The final choice for closing the distance against a knife is the most dangerous, both to the attacker and the defender, even in practice. To execute it, when the attacker steps toward you and thrusts the knife at you, step outward to the left, as if performing an outside close, but take two steps so that you are behind the attacker. You have now "passed" the attacker and have several options. You may grab attacker's hair, head, or shoulders and pull backwards. You may apply a choke or lock from behind. You may kick the spine, tailbone, or knee to knock attacker forward, or you may strike the back of the head. To be effective, the pass and follow-up techniques should be performed as a single move. In an instant, you have to move by your attacker and apply a single deadly attack before he or she realizes where you are.

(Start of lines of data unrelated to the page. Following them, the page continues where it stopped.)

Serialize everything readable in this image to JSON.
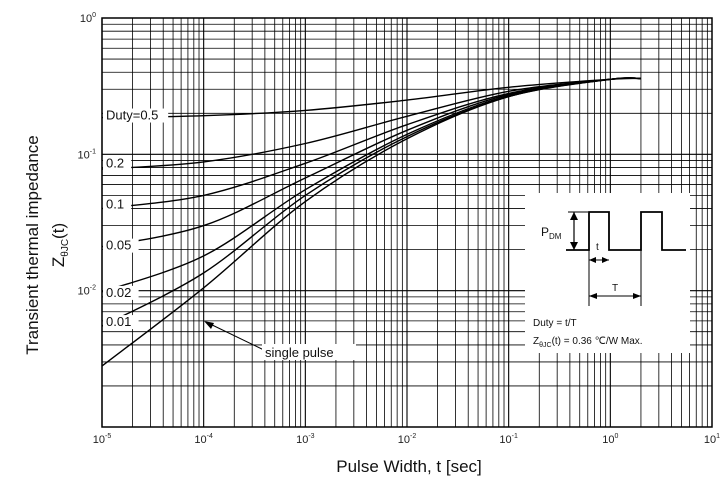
{
  "chart_data": {
    "type": "line",
    "title": "",
    "xlabel": "Pulse Width, t [sec]",
    "ylabel_main": "Transient thermal impedance",
    "ylabel_symbol": "Z",
    "ylabel_symbol_sub": "θJC",
    "ylabel_symbol_suffix": "(t)",
    "x_scale": "log",
    "y_scale": "log",
    "xlim": [
      1e-05,
      10
    ],
    "ylim": [
      0.001,
      1
    ],
    "grid": true,
    "x_ticks": [
      {
        "base": "10",
        "exp": "-5"
      },
      {
        "base": "10",
        "exp": "-4"
      },
      {
        "base": "10",
        "exp": "-3"
      },
      {
        "base": "10",
        "exp": "-2"
      },
      {
        "base": "10",
        "exp": "-1"
      },
      {
        "base": "10",
        "exp": "0"
      },
      {
        "base": "10",
        "exp": "1"
      }
    ],
    "y_ticks": [
      {
        "base": "10",
        "exp": "0"
      },
      {
        "base": "10",
        "exp": "-1"
      },
      {
        "base": "10",
        "exp": "-2"
      }
    ],
    "series": [
      {
        "name": "Duty=0.5",
        "label_value": 0.18,
        "x": [
          1e-05,
          0.0001,
          0.001,
          0.01,
          0.1,
          1,
          2
        ],
        "y": [
          0.186,
          0.192,
          0.21,
          0.25,
          0.31,
          0.355,
          0.36
        ]
      },
      {
        "name": "0.2",
        "label_value": 0.08,
        "x": [
          1e-05,
          0.0001,
          0.001,
          0.01,
          0.1,
          1,
          2
        ],
        "y": [
          0.078,
          0.088,
          0.12,
          0.19,
          0.29,
          0.355,
          0.36
        ]
      },
      {
        "name": "0.1",
        "label_value": 0.04,
        "x": [
          1e-05,
          0.0001,
          0.001,
          0.01,
          0.1,
          1,
          2
        ],
        "y": [
          0.04,
          0.05,
          0.086,
          0.165,
          0.28,
          0.355,
          0.36
        ]
      },
      {
        "name": "0.05",
        "label_value": 0.02,
        "x": [
          1e-05,
          0.0001,
          0.001,
          0.01,
          0.1,
          1,
          2
        ],
        "y": [
          0.021,
          0.03,
          0.067,
          0.15,
          0.275,
          0.355,
          0.36
        ]
      },
      {
        "name": "0.02",
        "label_value": 0.009,
        "x": [
          1e-05,
          0.0001,
          0.001,
          0.01,
          0.1,
          1,
          2
        ],
        "y": [
          0.0098,
          0.018,
          0.055,
          0.14,
          0.27,
          0.355,
          0.36
        ]
      },
      {
        "name": "0.01",
        "label_value": 0.0055,
        "x": [
          1e-05,
          0.0001,
          0.001,
          0.01,
          0.1,
          1,
          2
        ],
        "y": [
          0.0055,
          0.0135,
          0.05,
          0.135,
          0.265,
          0.355,
          0.36
        ]
      },
      {
        "name": "single pulse",
        "label_value": 0.0043,
        "x": [
          1e-05,
          0.0001,
          0.001,
          0.01,
          0.1,
          1,
          2
        ],
        "y": [
          0.0028,
          0.0105,
          0.045,
          0.13,
          0.265,
          0.355,
          0.36
        ]
      }
    ],
    "annotations": {
      "single_pulse_label": "single pulse",
      "inset": {
        "pdm_main": "P",
        "pdm_sub": "DM",
        "t_label": "t",
        "T_label": "T",
        "duty_text": "Duty = t/T",
        "z_main": "Z",
        "z_sub": "θJC",
        "z_text": "(t) = 0.36 ℃/W Max."
      }
    }
  }
}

The result of a correctly performed pass is that your attacker never sees it coming and is literally blindsided by your attack. If you choose to pull the attacker backward, he or she will certainly hit his or her head on the ground. If you push the attacker forward, his or her face will likely hit the ground. If you choose to strike from behind, attacker will suffer a full force blow with no warning or defense. All these outcomes may result in death or serious injury to the attacker.
The pass is not recommended for beginners. You run the risk of becoming disoriented or losing your footing when you move so quickly and with such force. You also risk being tripped by yourself or your assailant as you pass. Finally, you run the risk of not being fast enough to complete the pass and not getting a grip on your opponent to control his knife.